This column was published by The Myanmar Times on Monday, 5 October 2015

Many years ago, on my first visit to Yangon, I went out to the old Defence Services Museum.

Inside the compound there were no other sightseers. Puddles on the floor and a lack of electricity made a miserable, dilapidated impression.

Whatever the strength of Myanmar’s uniformed rulers – at that time ascendant in almost every way – it was apparent that their museum needed some TLC. As a monument to Tatmadaw power it left a lot to be desired.

Eventually that decrepit compound was abandoned, following the long march of decision-makers and bureaucrats up the highway to Nay Pyi Taw.

The new Defence Services Museum in the military’s custom-built capital is something else entirely. Erected on a mind-boggling scale at the northern edge of the city, and opened in March 2012, it has lights, bilingual explanations and a big budget on its side.

The museum is the only place where ordinary people, Myanmar and foreigner alike, can get up close with the stories that Myanmar’s military authorities want us to know.

It still surprises me that so few people seem to take up this opportunity. Glancing at the list of foreign visitors it is clear that most who make the trek out to the museum are on some sort of official business. Defence attachés, and the like, are a key demographic.
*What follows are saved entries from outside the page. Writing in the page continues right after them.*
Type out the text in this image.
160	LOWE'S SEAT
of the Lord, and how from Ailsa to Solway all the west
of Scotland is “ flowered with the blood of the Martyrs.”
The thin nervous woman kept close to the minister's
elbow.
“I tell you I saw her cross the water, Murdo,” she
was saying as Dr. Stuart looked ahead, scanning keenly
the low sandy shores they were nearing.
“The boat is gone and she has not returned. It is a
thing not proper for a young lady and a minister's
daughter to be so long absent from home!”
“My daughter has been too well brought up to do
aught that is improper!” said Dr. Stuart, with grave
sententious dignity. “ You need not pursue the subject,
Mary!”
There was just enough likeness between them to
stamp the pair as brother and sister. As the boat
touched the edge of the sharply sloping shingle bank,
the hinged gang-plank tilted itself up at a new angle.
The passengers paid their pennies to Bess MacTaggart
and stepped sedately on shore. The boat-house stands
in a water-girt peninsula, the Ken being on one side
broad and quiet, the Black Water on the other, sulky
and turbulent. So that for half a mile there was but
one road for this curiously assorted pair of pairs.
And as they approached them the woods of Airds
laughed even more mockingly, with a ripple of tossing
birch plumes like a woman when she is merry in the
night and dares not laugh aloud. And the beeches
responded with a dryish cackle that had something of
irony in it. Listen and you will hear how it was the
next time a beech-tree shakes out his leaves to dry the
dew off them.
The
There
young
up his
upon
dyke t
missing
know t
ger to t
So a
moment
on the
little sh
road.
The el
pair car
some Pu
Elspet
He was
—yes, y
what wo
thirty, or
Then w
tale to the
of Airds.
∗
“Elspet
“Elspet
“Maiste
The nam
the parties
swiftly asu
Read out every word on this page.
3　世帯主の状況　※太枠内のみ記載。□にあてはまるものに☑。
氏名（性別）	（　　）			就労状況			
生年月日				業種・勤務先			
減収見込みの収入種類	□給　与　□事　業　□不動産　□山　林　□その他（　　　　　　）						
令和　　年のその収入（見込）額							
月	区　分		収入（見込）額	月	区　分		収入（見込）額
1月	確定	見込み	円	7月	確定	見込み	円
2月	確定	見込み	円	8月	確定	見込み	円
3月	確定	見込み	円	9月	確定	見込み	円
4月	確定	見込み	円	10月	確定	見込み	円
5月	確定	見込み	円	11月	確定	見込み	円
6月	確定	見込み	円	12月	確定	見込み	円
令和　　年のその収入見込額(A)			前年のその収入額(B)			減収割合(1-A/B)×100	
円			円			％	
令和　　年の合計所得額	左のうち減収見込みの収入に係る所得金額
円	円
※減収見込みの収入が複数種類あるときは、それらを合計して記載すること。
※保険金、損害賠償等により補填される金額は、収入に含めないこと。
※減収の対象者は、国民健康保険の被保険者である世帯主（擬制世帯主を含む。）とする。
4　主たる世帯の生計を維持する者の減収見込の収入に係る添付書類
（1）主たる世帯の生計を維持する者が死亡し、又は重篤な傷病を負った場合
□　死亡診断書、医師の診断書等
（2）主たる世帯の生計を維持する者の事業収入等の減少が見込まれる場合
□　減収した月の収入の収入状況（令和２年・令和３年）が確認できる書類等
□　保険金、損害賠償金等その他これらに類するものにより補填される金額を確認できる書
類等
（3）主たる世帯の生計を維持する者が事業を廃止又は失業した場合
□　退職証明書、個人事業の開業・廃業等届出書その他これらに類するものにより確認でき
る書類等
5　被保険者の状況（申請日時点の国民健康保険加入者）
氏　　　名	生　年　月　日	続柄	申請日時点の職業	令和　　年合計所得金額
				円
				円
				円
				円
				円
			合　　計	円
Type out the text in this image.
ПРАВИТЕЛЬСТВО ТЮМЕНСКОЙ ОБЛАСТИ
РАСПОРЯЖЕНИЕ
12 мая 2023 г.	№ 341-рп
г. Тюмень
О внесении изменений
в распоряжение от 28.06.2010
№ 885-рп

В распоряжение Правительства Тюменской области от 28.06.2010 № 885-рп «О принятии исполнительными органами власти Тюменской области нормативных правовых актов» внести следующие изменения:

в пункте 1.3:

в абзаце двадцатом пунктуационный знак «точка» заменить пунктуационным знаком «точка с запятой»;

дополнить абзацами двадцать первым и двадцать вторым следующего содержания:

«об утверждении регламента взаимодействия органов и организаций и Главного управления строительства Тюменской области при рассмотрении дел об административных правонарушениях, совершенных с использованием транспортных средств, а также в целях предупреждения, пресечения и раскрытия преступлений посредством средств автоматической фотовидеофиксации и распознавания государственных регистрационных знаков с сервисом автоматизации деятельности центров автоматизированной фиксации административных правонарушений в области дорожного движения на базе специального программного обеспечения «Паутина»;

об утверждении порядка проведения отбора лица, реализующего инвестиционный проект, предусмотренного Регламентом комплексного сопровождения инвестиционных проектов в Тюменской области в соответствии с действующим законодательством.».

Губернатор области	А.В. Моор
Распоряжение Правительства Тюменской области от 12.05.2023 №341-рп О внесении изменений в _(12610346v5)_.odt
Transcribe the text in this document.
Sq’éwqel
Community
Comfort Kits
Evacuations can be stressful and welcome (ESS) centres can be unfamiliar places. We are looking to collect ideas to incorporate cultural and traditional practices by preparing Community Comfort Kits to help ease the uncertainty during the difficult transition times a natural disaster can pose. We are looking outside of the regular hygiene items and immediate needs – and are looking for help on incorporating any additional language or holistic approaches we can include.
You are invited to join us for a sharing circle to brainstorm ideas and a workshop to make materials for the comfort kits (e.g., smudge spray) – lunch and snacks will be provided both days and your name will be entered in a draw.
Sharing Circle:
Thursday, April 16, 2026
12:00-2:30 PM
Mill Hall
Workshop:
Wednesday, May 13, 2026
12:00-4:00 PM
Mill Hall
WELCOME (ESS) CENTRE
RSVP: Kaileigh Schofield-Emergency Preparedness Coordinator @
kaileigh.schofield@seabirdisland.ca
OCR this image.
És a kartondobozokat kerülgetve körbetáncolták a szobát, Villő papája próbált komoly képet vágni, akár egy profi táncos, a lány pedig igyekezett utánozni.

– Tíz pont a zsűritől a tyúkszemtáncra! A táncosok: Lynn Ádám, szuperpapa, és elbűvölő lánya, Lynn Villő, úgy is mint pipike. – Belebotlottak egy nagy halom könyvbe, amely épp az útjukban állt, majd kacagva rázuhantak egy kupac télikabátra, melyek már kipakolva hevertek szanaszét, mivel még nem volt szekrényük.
It does not help that the museum was built in a lonely corner of the vast city, nestled alongside one of the stadiums bolted together for the 2013 Southeast Asian Games. Compared to the adjacent National Landmark Garden, or some of the city’s temples, markets or parks, the Tatmadaw showcase fails to get much public attention.

This is unfortunate because it is the closest that most people will ever get to the straight-shooting perspective of the military brass.

At the museum we see their worldview, all refracted through the work of strategy boffins, historians and spin-doctors. It is an unusual chance to digest their version of how they made modern Myanmar.

In every township around the country even a casual observer can see the legacies of military rule. Tens of millions of lives were given shape by the dictates of two generations of senior commanders, starting with General Ne Win and flowing all the way through to Senior General Than Shwe.

It was U Than Shwe’s final batch of military leaders who endorsed the 2008 constitution, stage-managed the 2010 national vote and then released Daw Aung San Suu Kyi from house arrest. The most famous of their number, President U Thein Sein and Pyidaungsu Hluttaw Speaker Thura U Shwe Mann, remain active political players.

All their ambitions will obviously get a big test with the November election. The current generation of military officers has no experience of surrendering authority at the ballot box, and was long trained to distrust democratic and ethnic voices.

Yet, for our benefit, their museum in Nay Pyi Taw has plenty of exhibits that explain the nationalist ideology of the armed forces and their self-perceived centrality to Myanmar society.

The presentation comes with an inevitable tilt, but also hopes to shed much light on what is otherwise an almost impenetrable institution.

Where else can you see a collection of Former Vice Senior General Maung Aye’s trophies and other keepsakes? Or get the blow-by-blow accounts of most of the 20th century’s major battles? Or come to appreciate the stop-start progress of dozens of different peace processes?

So why do so few people ever bother to visit the museum? Of course older Myanmar citizens can be excused: They did, when all is said and done, survive decades of Tatmadaw control. But youngsters have little excuse as the State Peace and Development Council years are quickly fading from view.

Even many of today’s university students seem hazy on what the pre-2011 era was really like. For those who do take the time to get re-educated in the military’s own story, a museum visit should not be taken as an endorsement of the old dictatorship.

Indeed, it could prove an effective way for more people to better appreciate the overwhelmingly destructive tendencies of military involvement in politics.

On the eve of the election, the time is right to be asking harder questions about those decades when Myanmar’s people did not have a chance to openly debate the role of the armed forces in society.

This history remains important precisely because the army will not evaporate when November’s votes are counted. On current trends, Senior General Min Aung Hlaing and his subordinates will exert real influence over the next government. That means the military’s own understanding of politics, change and power will need further scrutiny.

Given how hard it was in earlier years to find out even basic information about the armed forces, it is prudent to take full advantage of what is now being presented so publicly. The military’s Nay Pyi Taw museum has done us all a favour by putting so much of their story on show.

Nicholas Farrelly is director of the Myanmar Research Centre at the Australian National University and co-founder of New Mandala.